The Securities and Exchange Commission (SEC) issued the new implementing rules and regulations (IRR) of the Investment Company Act (ICA), replacing the 1998 ICA Rule 35-1. The new set of rules, which took effect on January 26 2018, aims to develop the Philippine capital markets and help prepare investment companies to qualify for and compete in international cross-border transactions by aligning the rules with global standards and practices.

Under the new IRR, investment companies must have a minimum subscribed and paid-up capital of PHP50 million (around $940,000). A request for a lower paid-in capital of no less than PHP1 million may be granted by the SEC, provided that the investment company is part of a group of investment companies that is already under the management of a fund manager with a track record of at least five years.

The rules also require an investment company to appoint a fund manager with an investment company adviser licence. To obtain this licence, the applicant must have paid-up capital of at least PHP50 million, a minimum unimpaired net worth of at least PHP50 million and an additional unimpaired capital requirement of 0.02% of the excess of PHP100 billion of the total assets under management. The applicant must submit audited financial statements for the previous three years reflecting its continuing business operations.
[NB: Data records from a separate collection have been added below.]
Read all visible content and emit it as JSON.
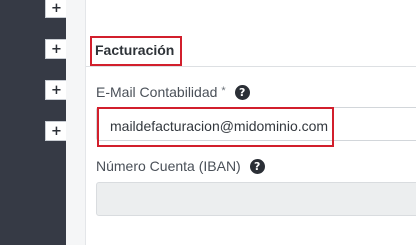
{
  "sidebar": {
    "expand_buttons": [
      {
        "label": "+"
      },
      {
        "label": "+"
      },
      {
        "label": "+"
      },
      {
        "label": "+"
      }
    ]
  },
  "section": {
    "title": "Facturación"
  },
  "fields": {
    "email": {
      "label": "E-Mail Contabilidad",
      "required_mark": "*",
      "help_icon": "question-circle-icon",
      "help_glyph": "?",
      "value": "maildefacturacion@midominio.com"
    },
    "iban": {
      "label": "Número Cuenta (IBAN)",
      "help_icon": "question-circle-icon",
      "help_glyph": "?",
      "value": ""
    }
  },
  "colors": {
    "sidebar_bg": "#363a45",
    "highlight": "#d21f2c",
    "disabled_input_bg": "#eceeef"
  }
}
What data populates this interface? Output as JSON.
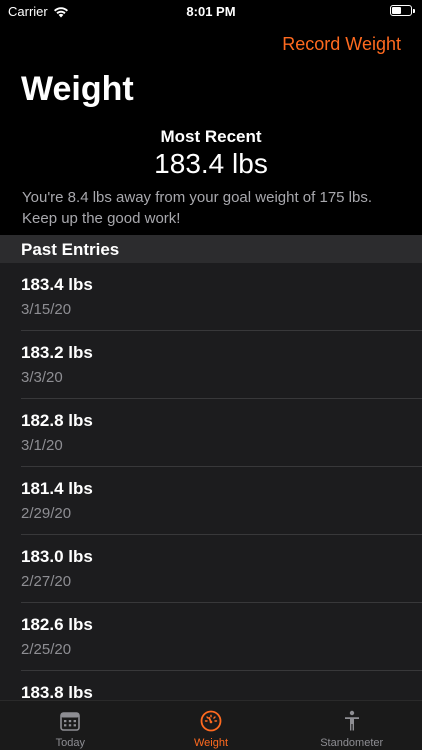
{
  "status_bar": {
    "carrier": "Carrier",
    "time": "8:01 PM"
  },
  "nav": {
    "record_button": "Record Weight",
    "title": "Weight"
  },
  "summary": {
    "most_recent_label": "Most Recent",
    "most_recent_value": "183.4 lbs",
    "goal_message": "You're 8.4 lbs away from your goal weight of 175 lbs. Keep up the good work!"
  },
  "past_entries": {
    "header": "Past Entries",
    "entries": [
      {
        "weight": "183.4 lbs",
        "date": "3/15/20"
      },
      {
        "weight": "183.2 lbs",
        "date": "3/3/20"
      },
      {
        "weight": "182.8 lbs",
        "date": "3/1/20"
      },
      {
        "weight": "181.4 lbs",
        "date": "2/29/20"
      },
      {
        "weight": "183.0 lbs",
        "date": "2/27/20"
      },
      {
        "weight": "182.6 lbs",
        "date": "2/25/20"
      },
      {
        "weight": "183.8 lbs",
        "date": ""
      }
    ]
  },
  "tab_bar": {
    "tabs": [
      {
        "label": "Today",
        "icon": "calendar-icon",
        "active": false
      },
      {
        "label": "Weight",
        "icon": "scale-gauge-icon",
        "active": true
      },
      {
        "label": "Standometer",
        "icon": "standing-person-icon",
        "active": false
      }
    ]
  },
  "colors": {
    "accent": "#ff6a1f",
    "background": "#000000",
    "list_background": "#1c1c1e",
    "section_header": "#2c2c2e",
    "secondary_text": "#8e8e93"
  }
}
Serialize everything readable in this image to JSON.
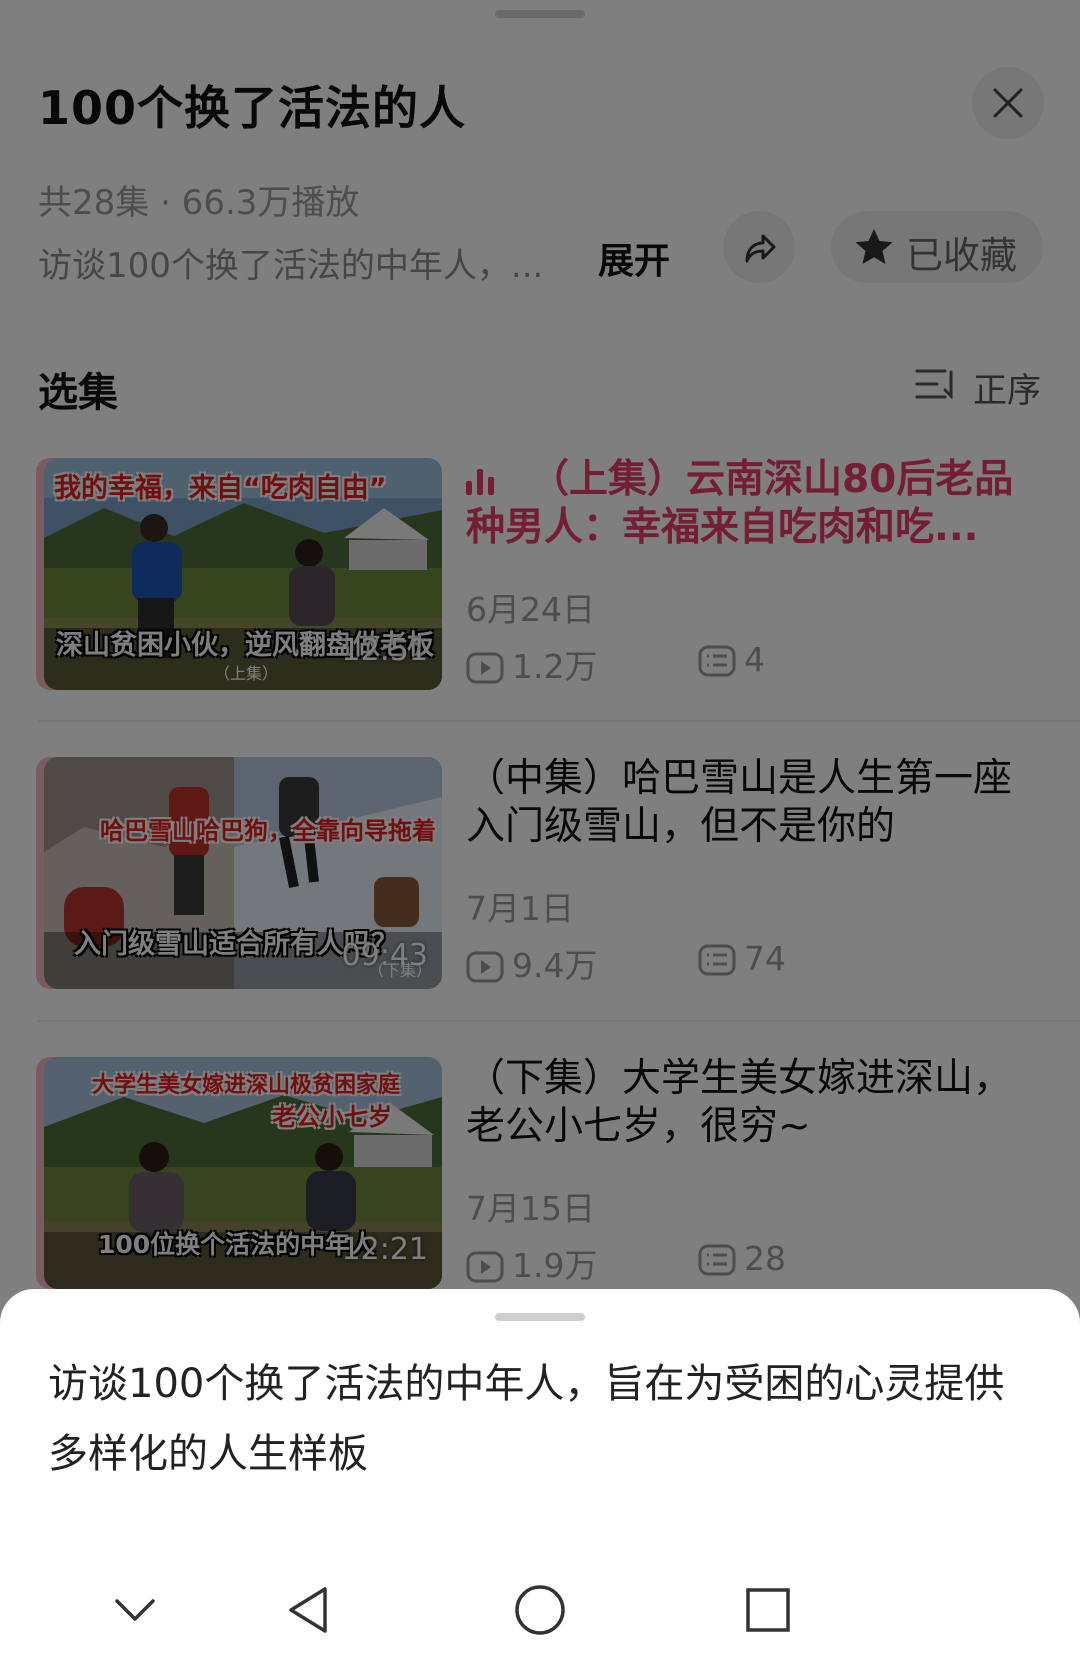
{
  "header": {
    "title": "100个换了活法的人",
    "meta": "共28集 · 66.3万播放",
    "description_preview": "访谈100个换了活法的中年人，...",
    "expand_label": "展开",
    "favorite_label": "已收藏"
  },
  "section": {
    "title": "选集",
    "sort_label": "正序"
  },
  "episodes": [
    {
      "title": "（上集）云南深山80后老品种男人：幸福来自吃肉和吃...",
      "date": "6月24日",
      "plays": "1.2万",
      "comments": "4",
      "duration": "12:51",
      "thumb_caption_top": "我的幸福，来自“吃肉自由”",
      "thumb_caption_bottom": "深山贫困小伙，逆风翻盘做老板",
      "thumb_caption_sub": "（上集）",
      "playing": true
    },
    {
      "title": "（中集）哈巴雪山是人生第一座入门级雪山，但不是你的",
      "date": "7月1日",
      "plays": "9.4万",
      "comments": "74",
      "duration": "09:43",
      "thumb_caption_top": "哈巴雪山哈巴狗，全靠向导拖着",
      "thumb_caption_bottom": "入门级雪山适合所有人吗？",
      "thumb_caption_sub": "（下集）",
      "playing": false
    },
    {
      "title": "（下集）大学生美女嫁进深山，老公小七岁，很穷~",
      "date": "7月15日",
      "plays": "1.9万",
      "comments": "28",
      "duration": "12:21",
      "thumb_caption_top": "大学生美女嫁进深山极贫困家庭",
      "thumb_caption_top2": "老公小七岁",
      "thumb_caption_bottom": "100位换个活法的中年人",
      "playing": false
    }
  ],
  "sheet": {
    "full_description": "访谈100个换了活法的中年人，旨在为受困的心灵提供多样化的人生样板"
  },
  "colors": {
    "accent": "#e83a6b",
    "overlay": "rgba(0,0,0,0.5)"
  },
  "icons": [
    "close-icon",
    "share-icon",
    "star-icon",
    "sort-icon",
    "playing-bars-icon",
    "play-count-icon",
    "comment-icon",
    "nav-collapse-icon",
    "nav-back-icon",
    "nav-home-icon",
    "nav-recents-icon"
  ]
}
The applicant's board of directors must be composed of members with a track record of at least five years in fund management or related functions in any reputable investment banking institution or asset management company dealing with securities, and must have passed the licensing exam for fund managers prescribed by the SEC.

A 'fit and proper rule' is also imposed, requiring the fund manager, its directors, key executive officers, and substantial shareholders to be deemed fit and proper to serve, based on the following: honesty, fairness, and integrity; diligence, competency, and capability; and, financial soundness.

The new rules also require the appointment of an independent third-party custodian which must be a universal commercial bank or a non-bank entity with a trust licence, or a custodian bank accredited by the Bangko Sentral ng Pilipinas, or a registered securities depository, with adequate resources and effective internal control procedures.

The requirement of a minimum investment of PHP5,000 by any single investor in shares/securities issued by an investment company has been abolished in the new rules.